Luego ví «Mon Oncle», de Jacques Tati, y comprendí por qué el séptimo arte se llama «audiovisual», y la primera parte de esta palabra se refiere al sonido.

Luego -bueno, siempre- ví Polanski. Nadie ha sabido transmitir como él el misterio del mundo, la magia impenenetrable del bien y el mal. Toda la obra de Polanski es una tesis sobre el bien y el mal, en su sentido universal. Aunque haga pelis chorras, a veces. Roman Polanski es uno de esos tipos que parecen haber estado en el infierno y saben que van a volver a él si no hacen méritos suficientes. Nunca me canso de ver y rever sus pelis, especialemente «Tess», «El Quimérico Inquilino» y «Frenético». Hay dos que están por encima: «Lunas de Hiel» y «El Pianista».

«Lunas de Hiel» es quizás la mejor fotografía jamás tomada del complejo paisaje de las relaciones amorosas.

«El Pianista» es sin duda alguna la mejor peli de Polanski, y el mejor también retrato cinematográfico de la tragedia que supuso el nazismo. Es, de hecho, la mejor película «de guerra» jamás realizada. Debería ser lectura obligatoria en todas las escuelas de Europa y el mundo.

Pero uno es filólogo. Por eso no le valen sólo las buenas películas. Busco algo más.

Creí encontrarlo cuando ví «Mulholland Drive», de nuevo de Lynch. Por primera vez una película rompía la estructura narrativa lineal, jugaba a cintas de Escher. Algún día escribiré cosas mucho más densas y sesudas sobre esta obra maestra.

Mientras buscaba la mejor película del mundo, iba a l cine.
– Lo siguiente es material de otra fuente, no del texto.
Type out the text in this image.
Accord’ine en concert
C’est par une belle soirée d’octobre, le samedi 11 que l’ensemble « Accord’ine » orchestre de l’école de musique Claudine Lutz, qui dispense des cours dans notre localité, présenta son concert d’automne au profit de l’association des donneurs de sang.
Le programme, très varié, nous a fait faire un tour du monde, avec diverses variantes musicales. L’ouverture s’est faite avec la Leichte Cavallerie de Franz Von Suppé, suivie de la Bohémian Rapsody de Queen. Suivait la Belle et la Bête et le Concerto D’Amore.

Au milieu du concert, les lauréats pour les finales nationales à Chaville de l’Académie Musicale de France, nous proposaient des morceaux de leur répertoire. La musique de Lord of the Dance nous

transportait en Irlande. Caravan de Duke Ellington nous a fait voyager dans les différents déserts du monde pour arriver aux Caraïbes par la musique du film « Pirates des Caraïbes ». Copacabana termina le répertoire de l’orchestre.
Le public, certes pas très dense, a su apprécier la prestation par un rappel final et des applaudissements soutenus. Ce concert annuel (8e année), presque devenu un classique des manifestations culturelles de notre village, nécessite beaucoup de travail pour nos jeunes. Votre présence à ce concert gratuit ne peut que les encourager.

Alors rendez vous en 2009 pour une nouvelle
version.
Y en una de esas, ví «La Vida es Bella», de Roberto Benigini.

Al principio, me pareció una comedia graciosa.

Luego me dí cuenta de que es la mejor película del mundo.

Ninguna otra plantea de manera más clara y simpática la verdad fundamental de la vida: la vida sólo es vivible si alguien te engaña lo suficiente para hacerte creer que es bella.